Алексей Николаевич Плещеев. Биография. Литературное окружение. Творчество, страница 10

Добролюбов, откликнувшийся на просьбу Плещеева дать отзыв о его прозе, пишет развернутую статью в «Современнике» за 1860 год. К этому времени он ознакомился со сборником 1860 года, а также с повестями «Пашинцев», «Две карьеры» и «Призвание». Он не рассуждает об эстетической стороне произведений, так как не считает их особо выдающимися.

Добролюбов причисляет Плещеева к тургеневской беллетристической школе, но тезис этот не развертывает, лишь констатирует постоянный мотив «тургеневской» школы – «что “среда заедает человека”»[127]. Однако

Главным достоинством произведений, по мнению Добролюбова, является постоянное проникновение «общественного элемента»[128], хотя сама среда, при живом и верном ее изображении, и отношения с ней героев в произведениях и не раскрываются. Однако «изображение антагонизма честных стремлений с пошлостью окружающей среды само по себе теперь уже недостаточно для привлечения общего участия»[129].

Непонятна цель «благонамеренных героев»[130], притом как читателю, так и самим героям. У героев есть «добрые стремления», но нет «определенности и сознательности в этих лицах»[131]. Они изначально не способны противостоять среде, ничего не умеют и не делают, потому им невозможно сочувствовать. «Вместе с прекрасными желаниями, в них господствует такая вялость, запуганность, такое младенчество воззрения»[132] (например, Костин с его незнанием жизни или Городков с его наивностью). Они сами сидят сложа руки, но при этом осуждают заблуждающихся, пытающих обойти препятствия. Потому Добролюбову так ценен мотив социального протеста в поступке казначея Агапова («Житейские сцены. Отец и дочь»).

У того же самого Пашинцева есть «и хорошие наклонности, и не глуп он, и сердце у него доброе, но воспитан он дурно, и фатства в нем много»[133]. В хорошей семье губернского города он работает над своим развитием, но вязнет в губернском обществе, среди таких же безвольных людей.

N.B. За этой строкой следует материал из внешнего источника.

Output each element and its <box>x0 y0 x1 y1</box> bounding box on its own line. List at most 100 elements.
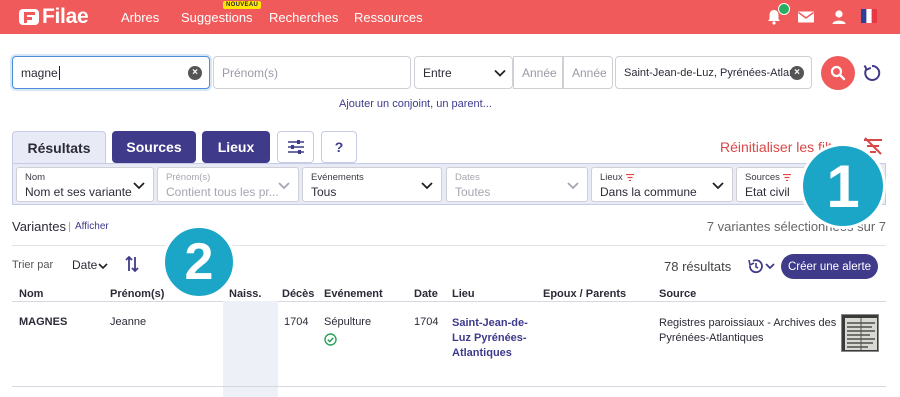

Добролюбов выделяет три разряда героев: «одни умирают от чахотки, - это лучшие <…> другие спиваются с кругу, - эти тоже не совсем дурные; третьи устраиваются так себе, женятся на богатых, успешно служат и т. п., - это уж совсем пустые». Но все – «бездельничают – не столько потому, что нельзя ничего делать, сколько потому, что ленивы и ничего не умеют»[134].

Плещеев хоть и возвышается над этим «платоническим благородством» снисходительной иронией, однако не поднимается до такой сатиры на «лишних людей», какую дали художники революционной демократии.

Н. Н. Булич в том же году отмечает «однообразие» повестей и рассказов Плещеева. «До действительного создания полных жизни и силы образов, на которые бы нам можно было смотреть как на живых людей, г. Плещееву очень далеко»[135]. «Он вообще плохой художник, и его мысли благородные и чистые <…> остаются только мыслями, и лица, выбранные им быть представителями этих мыслей, - не живые люди, а ходячие идеи…»[136]. Как и Добролюбов, он указывает на совершенное бессилие героев. Мысль, красной нитью проходящая через его произведения, - «мысль о бесплодной борьбе с действительностью»[137]. «Здесь борьба и жалка и мелка, и люди, вышедшие на борьбу, вовсе не приготовлены к ней, никогда о ней не думали»[138].

В итоге молодые чиновники, изнуренные лишениями и заботами, и бедные учителя либо гибнут от лихорадки или чахотки, либо спиваются, и вызывать сочувствия не могут. И совсем не такие герои, по мнению Булича, нужны сейчас.

На тот же сборник 1860 г. откликается и Милюков, который в своей оценке близок Достоевскому. Как и Достоевский, он подчеркивает развлекательность и оригинальность, легкий характер и простоту сюжетов.

«Герои Плещеева все люди мелкотравчатые, простые, незатейливые. Это обыкновенно – мелкие чиновники <…> офицеры в свеженьких эполетах <…> мужья, не безукоризненно верные супругам <…> учителя, развитые и гуманные»[139], влюбчивые и впечатлительные чиновники. «Вообще мягкость и наивность – отличительная черта героев Плещеева»[140]. Героини же – «простенькие девочки, веселые, разбитные, кокетливые, грациозные»[141] (как Любонька из рассказа «Буднев») или «зрелые барышни».